AACT, Bloom Tea, Veg Tea, Fungal Tea, Myco Tea, recipes from the outdoor guys.

Hemlock

Well-Known Member
What do you all think of this tea

5 gallons of R/O water
1 handful of ancient forest
1 handful of mushroom compost
1/4 cup Indo bat shit .5-12-2
1 Oz of fulvic
1 oz Humic
1 oz molasses
 

itsaplant

Active Member
I brewed for 48 hours with a vigorous aeration and it smells like pee.
What did I do wrong? Weather has been cool but the liquid is warm.

EDIT: pump heated to 80f oops. all trash.
 

inked4life11

Active Member
whats up guys. good reading and good arguments so far. new to organics and throwing out my nutrients unless your in so cal ill give em to you:lol:
anyways here we go:
i wanna start my own organic garden from start to finish. meaning a good soil mix to potent tea.
what i wanna do is eliminate nutrients completely. i dont wanna add any bottled nutrients in my mix. is it possible? heres what i have in mind:
12 plants in my own soil
composted pile i have. mix of veggies,fruits and seaweed from the ocean that i rinsed off.
worm castings
molasses
throw that in a bucket and 48 hours later we have a tea..<---- would all this be ok in flower?
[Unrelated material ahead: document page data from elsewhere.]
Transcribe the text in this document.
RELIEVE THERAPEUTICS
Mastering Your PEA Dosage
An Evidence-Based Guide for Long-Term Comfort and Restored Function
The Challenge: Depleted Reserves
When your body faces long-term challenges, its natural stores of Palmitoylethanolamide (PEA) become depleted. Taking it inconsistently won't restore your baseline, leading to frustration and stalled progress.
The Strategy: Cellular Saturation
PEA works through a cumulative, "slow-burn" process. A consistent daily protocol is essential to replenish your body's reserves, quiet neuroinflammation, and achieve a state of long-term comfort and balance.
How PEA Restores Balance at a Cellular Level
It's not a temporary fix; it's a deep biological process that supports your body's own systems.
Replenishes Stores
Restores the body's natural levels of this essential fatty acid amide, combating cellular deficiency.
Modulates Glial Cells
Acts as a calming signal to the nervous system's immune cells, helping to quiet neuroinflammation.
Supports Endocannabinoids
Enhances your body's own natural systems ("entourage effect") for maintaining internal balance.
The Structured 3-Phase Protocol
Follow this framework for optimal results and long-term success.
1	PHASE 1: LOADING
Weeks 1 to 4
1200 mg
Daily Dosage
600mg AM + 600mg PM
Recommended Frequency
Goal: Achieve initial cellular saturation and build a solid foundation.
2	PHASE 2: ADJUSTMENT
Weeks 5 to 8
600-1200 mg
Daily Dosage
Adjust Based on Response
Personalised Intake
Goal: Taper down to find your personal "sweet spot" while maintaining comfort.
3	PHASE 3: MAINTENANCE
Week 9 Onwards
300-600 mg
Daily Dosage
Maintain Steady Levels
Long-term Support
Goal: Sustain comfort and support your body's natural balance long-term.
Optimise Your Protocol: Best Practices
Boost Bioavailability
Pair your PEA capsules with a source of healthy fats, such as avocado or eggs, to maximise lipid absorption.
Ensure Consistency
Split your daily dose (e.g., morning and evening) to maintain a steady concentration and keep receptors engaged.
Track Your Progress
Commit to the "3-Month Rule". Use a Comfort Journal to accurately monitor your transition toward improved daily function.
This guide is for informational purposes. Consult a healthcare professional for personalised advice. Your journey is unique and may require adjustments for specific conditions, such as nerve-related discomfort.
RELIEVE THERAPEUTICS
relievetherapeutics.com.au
also is there any good info on mixing your own soils like recipes? if so can we get a link thanks
 

malignant

Well-Known Member
thats a good question, i brew my teas in my growroom so they're inside a clean cool place and i exhaust with my vents
 

elduece

Active Member
Wondering if mosquito dunk kill the mykos
I usually stir in two blister packs worth of grounded dunks per 8 cu ft and when that mix is done cooking, webbed fungal threads and expanded spores from the base mixes are visible top side layer. So, I have to assume it's fungal friendly.

Edit:
You'll also find bacillus thuringiensis -the main ingredient to those dunks, packaged along with those spores like great white, myko madness, mycogrow etc. I think it's safe to say it's ok.
 

Hemlock

Well-Known Member
I usually stir in two blister packs worth of grounded dunks per 8 cu ft and when that mix is done cooking, webbed fungal threads and expanded spores from the base mixes are visible top side layer. So, I have to assume it's fungal friendly.

Edit:
You'll also find bacillus thuringiensis -the main ingredient to those dunks, packaged along with those spores like great white, myko madness, mycogrow etc. I think it's safe to say it's ok.
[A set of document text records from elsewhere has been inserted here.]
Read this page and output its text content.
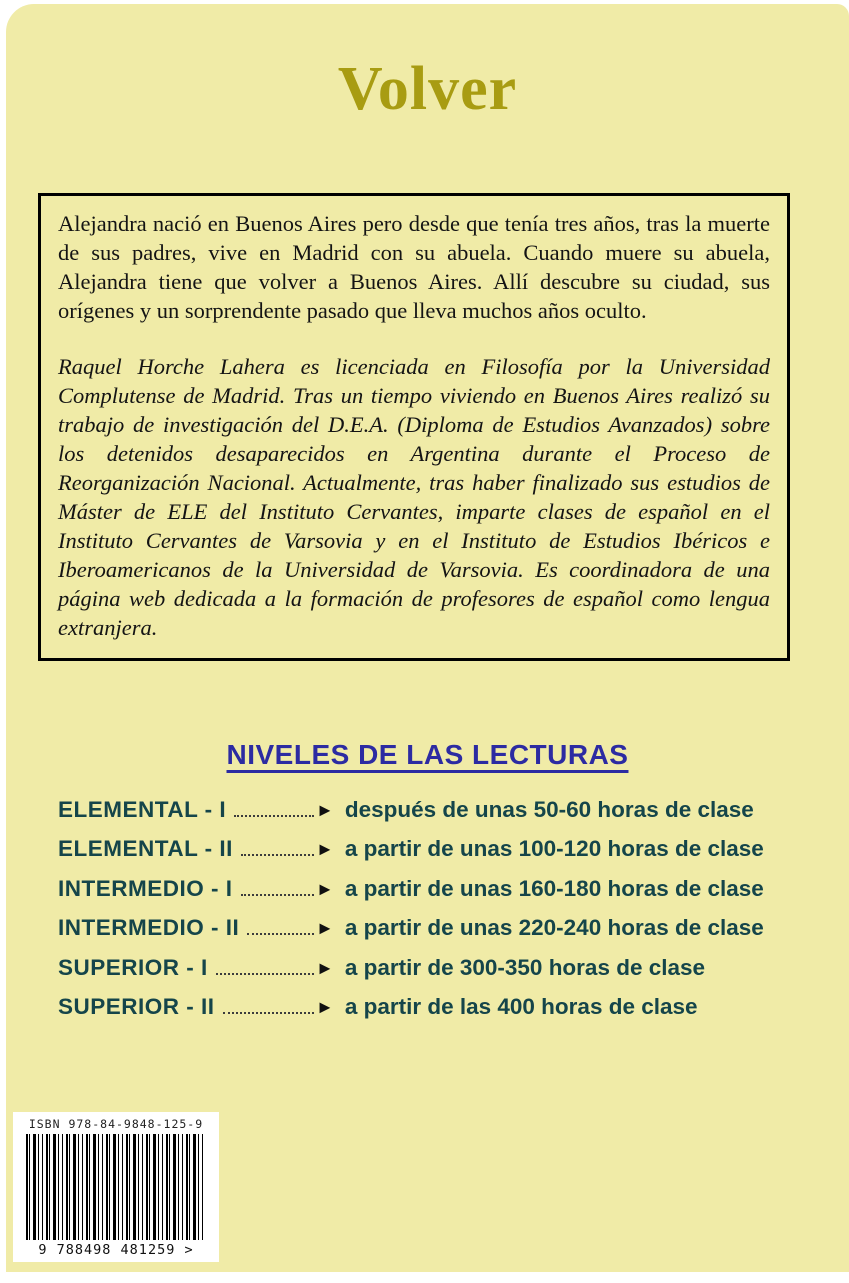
Volver

Alejandra nació en Buenos Aires pero desde que tenía tres años, tras la muerte de sus padres, vive en Madrid con su abuela. Cuando muere su abuela, Alejandra tiene que volver a Buenos Aires. Allí descubre su ciudad, sus orígenes y un sorprendente pasado que lleva muchos años oculto.

Raquel Horche Lahera es licenciada en Filosofía por la Universidad Complutense de Madrid. Tras un tiempo viviendo en Buenos Aires realizó su trabajo de investigación del D.E.A. (Diploma de Estudios Avanzados) sobre los detenidos desaparecidos en Argentina durante el Proceso de Reorganización Nacional. Actualmente, tras haber finalizado sus estudios de Máster de ELE del Instituto Cervantes, imparte clases de español en el Instituto Cervantes de Varsovia y en el Instituto de Estudios Ibéricos e Iberoamericanos de la Universidad de Varsovia. Es coordinadora de una página web dedicada a la formación de profesores de español como lengua extranjera.

NIVELES DE LAS LECTURAS
ELEMENTAL - I	► después de unas 50-60 horas de clase
ELEMENTAL - II	► a partir de unas 100-120 horas de clase
INTERMEDIO - I	► a partir de unas 160-180 horas de clase
INTERMEDIO - II	► a partir de unas 220-240 horas de clase
SUPERIOR - I	► a partir de 300-350 horas de clase
SUPERIOR - II	► a partir de las 400 horas de clase
ISBN 978-84-9848-125-9
9 788498 481259 >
Thanks so much for the response elduece, Well done Sir
 

Growop101

Well-Known Member
Very nice to see. Subbed just to let everyone know.
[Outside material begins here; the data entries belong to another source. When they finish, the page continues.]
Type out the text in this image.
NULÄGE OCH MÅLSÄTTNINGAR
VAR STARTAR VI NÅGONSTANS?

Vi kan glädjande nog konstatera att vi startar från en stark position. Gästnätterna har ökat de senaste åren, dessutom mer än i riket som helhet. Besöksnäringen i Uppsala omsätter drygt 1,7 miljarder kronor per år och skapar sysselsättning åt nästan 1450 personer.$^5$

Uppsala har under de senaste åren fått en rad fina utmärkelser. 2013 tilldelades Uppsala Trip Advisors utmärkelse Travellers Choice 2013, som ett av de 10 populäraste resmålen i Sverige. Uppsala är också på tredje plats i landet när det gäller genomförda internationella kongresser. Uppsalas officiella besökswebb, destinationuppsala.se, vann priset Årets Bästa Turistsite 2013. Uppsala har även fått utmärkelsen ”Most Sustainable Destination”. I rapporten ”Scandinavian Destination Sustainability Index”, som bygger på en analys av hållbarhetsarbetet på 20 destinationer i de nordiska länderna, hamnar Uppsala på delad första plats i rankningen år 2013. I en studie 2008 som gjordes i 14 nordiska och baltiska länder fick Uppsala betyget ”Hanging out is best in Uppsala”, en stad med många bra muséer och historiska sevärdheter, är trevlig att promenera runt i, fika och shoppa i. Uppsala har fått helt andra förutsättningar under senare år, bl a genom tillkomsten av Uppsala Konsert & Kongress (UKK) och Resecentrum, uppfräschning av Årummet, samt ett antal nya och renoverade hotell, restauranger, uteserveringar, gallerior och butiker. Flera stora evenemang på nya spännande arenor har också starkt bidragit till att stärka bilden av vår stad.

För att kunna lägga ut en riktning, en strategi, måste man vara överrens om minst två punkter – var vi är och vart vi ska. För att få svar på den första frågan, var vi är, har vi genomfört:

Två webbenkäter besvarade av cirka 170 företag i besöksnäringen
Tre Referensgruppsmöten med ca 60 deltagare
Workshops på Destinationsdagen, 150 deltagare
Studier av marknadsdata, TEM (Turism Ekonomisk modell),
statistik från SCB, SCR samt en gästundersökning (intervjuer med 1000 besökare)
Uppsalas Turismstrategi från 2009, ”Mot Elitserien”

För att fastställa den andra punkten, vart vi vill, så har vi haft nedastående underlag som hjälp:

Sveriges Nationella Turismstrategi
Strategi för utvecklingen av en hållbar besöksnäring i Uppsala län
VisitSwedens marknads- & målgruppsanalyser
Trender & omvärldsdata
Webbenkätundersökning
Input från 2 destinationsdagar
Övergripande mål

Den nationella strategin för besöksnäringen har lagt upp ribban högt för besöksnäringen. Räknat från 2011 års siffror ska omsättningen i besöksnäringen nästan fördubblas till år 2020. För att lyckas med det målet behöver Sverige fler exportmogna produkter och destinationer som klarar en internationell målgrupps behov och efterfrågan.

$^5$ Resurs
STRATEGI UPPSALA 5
im usualy on daily, if not every other day. i can answer alot of the questions people need answered :D
Hey i jus had a question about compost tea. I made a batch, it brewed for 2 weeks or a little over2 weeks. It smells good earthy, sweet and nice. |
I applyed it to some plants in a diluted 10:1 ratio. And its been a few days and i dont see any sort of flourishment, its not doing any worse or better. What do you look for to tell if your tea is working in your favor or hurting your plants??
BTW this is my first tea lol
 

Growop101

Well-Known Member
:D i was just going to post a couple myths... more when i have more time.

Myth - Bone/blood meal: Bone meal and Blood meal do NOTHING. it takes around one month for Bone meal to become active, and 2+ weeks for blood meal to become active... IF you are using the sludge from the bottom of the barrel as top feed then for all means, add bone/blood meal, if not then it is kind of a waste....

Myth - PH doesn't matter: PH DEFINITELY matters with organic's. Many organic product's are Pre-tested to ensure the PH levels are around 6.5, but when using Home made, or self collected fertalizers a person NEEDS to be aware of the PH or they will experiance major problems.

Myth - Soil doesn;t NEED to be cooked: WRONG. soil Needs to be cooked for multiple reasons. #1 nutrient activation. #2 PH ballancer activation (Lime and Gypsum) and #3 degradation of all organic matter... the more degraded it is, the better for the plants.
What exactly do you mean by cooking soil?
 

<Grasshopper>

Active Member
This means to let it sit and compost for 30 days to help the microbial life break down the food and make it availible to the plant.